A lawyer who withdraws from a law partnership is taxable in the year of withdrawal on the amounts paid by the partnership
A lawyer was a partner in a SCP and withdrew from the firm on October 31, 2015, selling his shares to the other partners. The SCP’s withdrawal agreement specified the sale price of the shares as well as the share of profits earned between January 1 and October 31, 2015, to be paid to the transferring partner.
Following a tax audit of the lawyer, he received a reassessment proposal.administration determined that the lawyer should have reported income from his withdrawal from the SCP in 2015, specifically the capital gain realized upon the sale of his shares as well as his share of the allocated profits.
The lawyer, on the other hand, argued that since he had not received those sums, he was not required to report them and that the tax assessment was unfounded. He challenged the assessment all the way to the Administrative Court of Appeals.

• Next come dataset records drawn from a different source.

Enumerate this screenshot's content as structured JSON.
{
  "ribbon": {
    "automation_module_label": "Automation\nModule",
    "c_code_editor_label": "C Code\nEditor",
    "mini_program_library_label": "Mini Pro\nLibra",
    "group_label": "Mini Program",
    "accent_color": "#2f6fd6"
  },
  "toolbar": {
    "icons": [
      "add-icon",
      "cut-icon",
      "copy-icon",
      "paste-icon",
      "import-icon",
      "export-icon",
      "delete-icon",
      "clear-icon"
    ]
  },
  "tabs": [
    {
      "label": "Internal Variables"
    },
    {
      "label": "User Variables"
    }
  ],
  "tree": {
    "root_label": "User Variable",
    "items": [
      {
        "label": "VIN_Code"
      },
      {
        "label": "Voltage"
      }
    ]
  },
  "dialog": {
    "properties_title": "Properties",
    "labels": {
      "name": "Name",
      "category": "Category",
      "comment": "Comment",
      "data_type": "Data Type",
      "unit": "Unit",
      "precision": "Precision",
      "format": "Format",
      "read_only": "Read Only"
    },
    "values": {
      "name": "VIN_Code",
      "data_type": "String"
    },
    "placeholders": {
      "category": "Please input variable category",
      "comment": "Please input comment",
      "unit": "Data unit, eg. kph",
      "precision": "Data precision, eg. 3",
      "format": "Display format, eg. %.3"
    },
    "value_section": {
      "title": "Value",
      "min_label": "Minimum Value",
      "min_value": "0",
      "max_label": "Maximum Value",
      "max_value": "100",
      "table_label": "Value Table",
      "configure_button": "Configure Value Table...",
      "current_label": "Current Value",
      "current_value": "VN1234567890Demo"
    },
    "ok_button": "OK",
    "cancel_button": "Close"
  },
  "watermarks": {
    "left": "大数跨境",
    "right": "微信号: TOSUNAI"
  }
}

Taxation of Capital Gains on the Sale of a Lawyer’s SCP Shares
The Court will first rule that the capital gain realized upon the sale of the shares must be taxed in the year in which the gain arose, that is, the date of transfer of ownership of the securities. The capital gain is not taxable in the year in which the current fiscal year ends at the time of the transfer.
Contrary to the lawyer’s argument, the fact that the purchase price for the shares was not paid in 2015 has no bearing on this principle. The tax assessment against the lawyer is therefore upheld.
Taxation of the share of non-business profits allocated to the attorney
The Court first clarifies that, in the context of partnerships, the taxation of partners does not depend on whether they actually receive any amounts distributed by the partnership. It notes that a partner in a SCP is liable for tax on his or her share of the profits generated through the partnership as of the end of the fiscal year, regardless of whether those amounts are actually paid to the partner.
The Court thus notes that a share of non-business profits had been allocated to the attorney in the agreement terminating his membership in the SCP. He should therefore have reported, for the 2015 tax year, the share of profits allocated to him.
The tax assessment against the lawyer is also upheld on this point.